Novel Theoretical Foundation

The generative reinterpretation of cross-entropy provides a fresh theoretical lens, grounding the regularization in a probabilistic framework rather than purely heuristic adjustments.

Dual Improvement

Successfully addresses the long-standing trade-off, improving both accuracy and calibration simultaneously, which is a significant advancement over prior methods like focal loss.

Strictly Proper Loss

The demonstration of GCE as a strictly proper loss function under mild conditions adds significant theoretical rigor and ensures its consistency and optimality properties.

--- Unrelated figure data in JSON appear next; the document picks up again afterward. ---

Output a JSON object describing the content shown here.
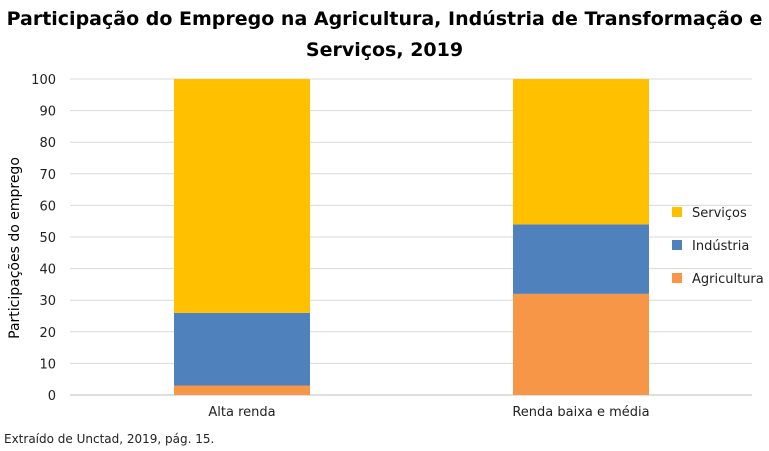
{
  "chart_data": {
    "type": "bar",
    "stacked": true,
    "title_line1": "Participação do Emprego na Agricultura, Indústria de Transformação e",
    "title_line2": "Serviços, 2019",
    "xlabel": "",
    "ylabel": "Participações do emprego",
    "ylim": [
      0,
      100
    ],
    "yticks": [
      0,
      10,
      20,
      30,
      40,
      50,
      60,
      70,
      80,
      90,
      100
    ],
    "grid": true,
    "legend_position": "right",
    "categories": [
      "Alta renda",
      "Renda baixa e média"
    ],
    "series": [
      {
        "name": "Agricultura",
        "color": "#F79646",
        "values": [
          3,
          32
        ]
      },
      {
        "name": "Indústria",
        "color": "#4F81BD",
        "values": [
          23,
          22
        ]
      },
      {
        "name": "Serviços",
        "color": "#FFC000",
        "values": [
          74,
          46
        ]
      }
    ],
    "legend_order": [
      "Serviços",
      "Indústria",
      "Agricultura"
    ]
  },
  "source_note": "Extraído de Unctad, 2019, pág. 15."
}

Robustness to Long-Tailed Data

Its effectiveness in long-tailed scenarios is particularly valuable, as imbalanced datasets are common in real-world applications and often exacerbate calibration issues.

Demerits

Complexity of Implementation

While conceptually elegant, the practical implementation might introduce additional computational overhead or hyperparameter tuning compared to vanilla cross-entropy.

Generalizability of 'Mild Conditions'

The 'mild conditions' under which GCE is strictly proper warrant further scrutiny to understand their practical implications and whether they hold universally across diverse DNN architectures and datasets.

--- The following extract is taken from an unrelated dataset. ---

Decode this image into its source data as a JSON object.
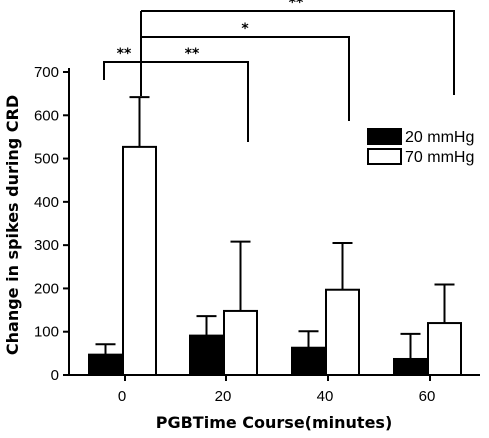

Reliance on Post-Hoc Calibration

While GCE improves calibration intrinsically, its best performance is achieved when combined with ATS, suggesting it doesn't fully eliminate the need for post-hoc adjustments.

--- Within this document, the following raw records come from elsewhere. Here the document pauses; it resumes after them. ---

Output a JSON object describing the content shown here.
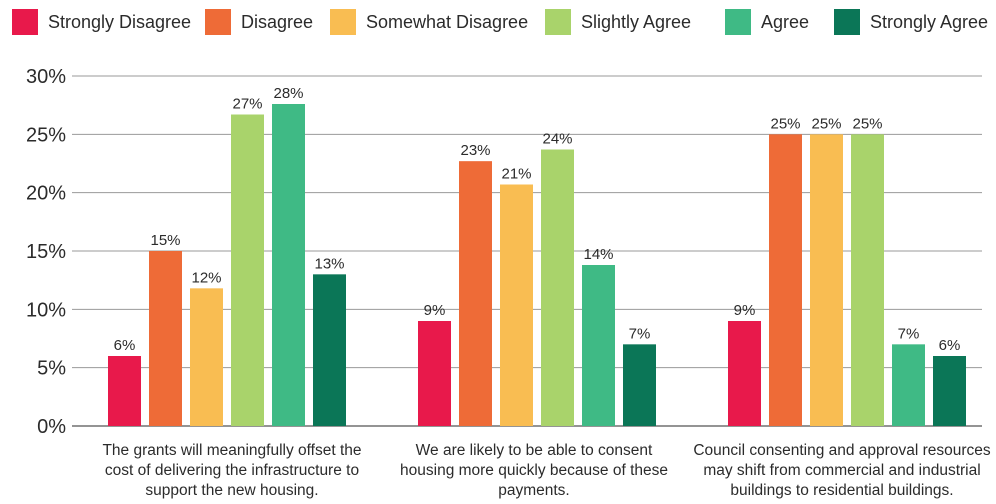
{
  "chart_data": {
    "type": "bar",
    "categories": [
      [
        "The grants will meaningfully offset the",
        "cost of delivering the infrastructure to",
        "support the new housing."
      ],
      [
        "We are likely to be able to consent",
        "housing more quickly because of these",
        "payments."
      ],
      [
        "Council consenting and approval resources",
        "may shift from commercial and industrial",
        "buildings to residential buildings."
      ]
    ],
    "series": [
      {
        "name": "Strongly Disagree",
        "color": "#e8194b",
        "values": [
          6,
          9,
          9
        ],
        "labels": [
          "6%",
          "9%",
          "9%"
        ]
      },
      {
        "name": "Disagree",
        "color": "#ee6b37",
        "values": [
          15,
          22.7,
          25
        ],
        "labels": [
          "15%",
          "23%",
          "25%"
        ]
      },
      {
        "name": "Somewhat Disagree",
        "color": "#f9bd52",
        "values": [
          11.8,
          20.7,
          25
        ],
        "labels": [
          "12%",
          "21%",
          "25%"
        ]
      },
      {
        "name": "Slightly Agree",
        "color": "#a9d36b",
        "values": [
          26.7,
          23.7,
          25
        ],
        "labels": [
          "27%",
          "24%",
          "25%"
        ]
      },
      {
        "name": "Agree",
        "color": "#3fba85",
        "values": [
          27.6,
          13.8,
          7
        ],
        "labels": [
          "28%",
          "14%",
          "7%"
        ]
      },
      {
        "name": "Strongly Agree",
        "color": "#0b7657",
        "values": [
          13,
          7,
          6
        ],
        "labels": [
          "13%",
          "7%",
          "6%"
        ]
      }
    ],
    "y_ticks": [
      0,
      5,
      10,
      15,
      20,
      25,
      30
    ],
    "y_tick_labels": [
      "0%",
      "5%",
      "10%",
      "15%",
      "20%",
      "25%",
      "30%"
    ],
    "ylim": [
      0,
      30
    ],
    "grid": true,
    "legend_position": "top"
  }
}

Limited Generative Capacity

The 'generative perspective' primarily serves as a motivation for regularization; GCE itself does not directly perform generative modeling or provide samples, which might be a misinterpretation for some readers expecting a full generative model.

Expert Commentary

This paper presents a sophisticated and timely contribution to the field of trustworthy AI. The reinterpretation of cross-entropy through a generative lens is not merely an elegant theoretical exercise but yields a practical, demonstrably superior loss function. The ability of GCE to simultaneously enhance both accuracy and calibration, particularly in challenging long-tailed distributions, addresses a critical limitation of previous approaches. The theoretical grounding as a strictly proper loss function adds significant weight, elevating GCE beyond a mere heuristic. While the necessity of combining GCE with ATS for peak calibration suggests intrinsic calibration remains an elusive ideal, GCE significantly narrows the gap. This work will undoubtedly spur further research into hybrid generative-discriminative loss functions and may well become a standard component in the deep learning toolkit for applications demanding high-fidelity uncertainty estimates. Its implications for regulatory compliance and responsible AI development are profound, offering a pathway to more reliable and accountable AI systems.

Recommendations

  • Conduct further theoretical analysis to precisely delineate the 'mild conditions' for strict properness and explore their robustness across a wider range of data distributions and model architectures.
  • Investigate the computational overhead and memory footprint of GCE compared to standard cross-entropy, especially for very large models and datasets, to assess its scalability.
  • Explore the integration of GCE with other regularization techniques (e.g., dropout, batch normalization variants) to understand synergistic effects on calibration and accuracy.
  • Evaluate GCE's performance in a broader array of real-world, high-stakes applications beyond medical imaging, such as financial risk assessment or legal document analysis, where calibrated confidence is critical.